TABARE VAZQUEZ, President of Uruguay, demanded the immediate restoration of constitutional order in the Republic of Honduras and the restoration of those democratically elected by the Honduran people to their posts. He further called for the integration of the American continent without exclusions, exceptions or embargoes, such as the one on Cuba, without second-class partners. “We are all Americans,” he said, “and equals.”
As one of the main contributors of troops to United Nations Peacekeeping Operations, he noted that the difficulties encountered in the peacekeeping system -– such as their growing demand and complexity –- far from being discouraging, should be a stimulus to better coordination of efforts with other Member States and the Secretary-General to stabilize areas affected by conflicts, protect the civilian population, strengthen institutions and promote economic and social development of affected countries. States must also cooperate in the fight against terrorism, while maintaining absolute respect for international law and human rights.
Uruguay, which had signed a wide range of human rights conventions, would be one of the first signatories to the Optional Protocol of the International Pact on Economic, Social and Cultural Rights, he said. The country was also party to the main international conventions on the environment and sustainable development.
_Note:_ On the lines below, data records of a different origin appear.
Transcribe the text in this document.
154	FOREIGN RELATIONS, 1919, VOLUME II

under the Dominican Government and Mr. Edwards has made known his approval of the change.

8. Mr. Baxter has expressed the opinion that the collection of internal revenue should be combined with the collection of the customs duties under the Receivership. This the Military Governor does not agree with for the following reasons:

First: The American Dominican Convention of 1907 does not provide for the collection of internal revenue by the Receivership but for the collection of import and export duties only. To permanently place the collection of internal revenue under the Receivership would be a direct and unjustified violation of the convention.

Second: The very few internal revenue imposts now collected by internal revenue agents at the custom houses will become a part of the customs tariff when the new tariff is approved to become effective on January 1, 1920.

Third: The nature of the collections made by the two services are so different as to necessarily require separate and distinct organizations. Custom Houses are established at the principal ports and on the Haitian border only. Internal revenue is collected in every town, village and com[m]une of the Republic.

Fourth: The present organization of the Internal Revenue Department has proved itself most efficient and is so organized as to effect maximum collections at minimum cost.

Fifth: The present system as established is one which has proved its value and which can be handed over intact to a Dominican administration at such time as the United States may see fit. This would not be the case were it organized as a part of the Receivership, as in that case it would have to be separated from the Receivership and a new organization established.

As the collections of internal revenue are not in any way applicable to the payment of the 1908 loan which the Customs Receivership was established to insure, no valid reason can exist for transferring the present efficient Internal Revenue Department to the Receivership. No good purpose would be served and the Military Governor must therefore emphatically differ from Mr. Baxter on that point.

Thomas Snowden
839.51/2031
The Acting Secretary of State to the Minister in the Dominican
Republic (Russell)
In a time of globalization, it was not only the economy that had to be globalized; “peace, freedom, democracy, justice, dignity and the welfare of the people must be globalized as well”, he said. Among the many policy and actions undertaken by Uruguay to that end, was its firm commitment to tobacco-control policies. Citing the World Health Organization (WHO) statistic that smoking was “the leading avoidable cause of death worldwide”, he noted that Uruguay had become the first smoke-free country in the Americas, which was no small matter when one considered it caused more than 5 million deaths annually. His delegation had sponsored and promoted the resolution to create a smoke-free United Nations. “It is a partial, but auspicious advance in the fight against this epidemic,” he said.
He also spoke of Uruguay’s efforts to become a country providing equal opportunity access to information technologies through the Ceibal Project, providing every student and teacher in the public primary school system with a laptop computer having Internet access. He anticipated that, by the end of 2009, every student and teacher in the elementary school system would have received an XO prototype. The programme developed intelligence and introduced deep changes in teaching and learning, offering equal access to information starting in childhood. The project would provide knowledge that was indispensable for becoming a member of society and ensuring its proper functioning.
In closing, he quoted Michel de Montaigne, who had said: “There is no greater destiny for human beings than taking care of the task of being human.” Five centuries later, it should not be remembered as something solely of the past, but something to be assumed as a task of the present. “I believe there is no other option if we really want to survive as a species and to improve as human beings,” he said.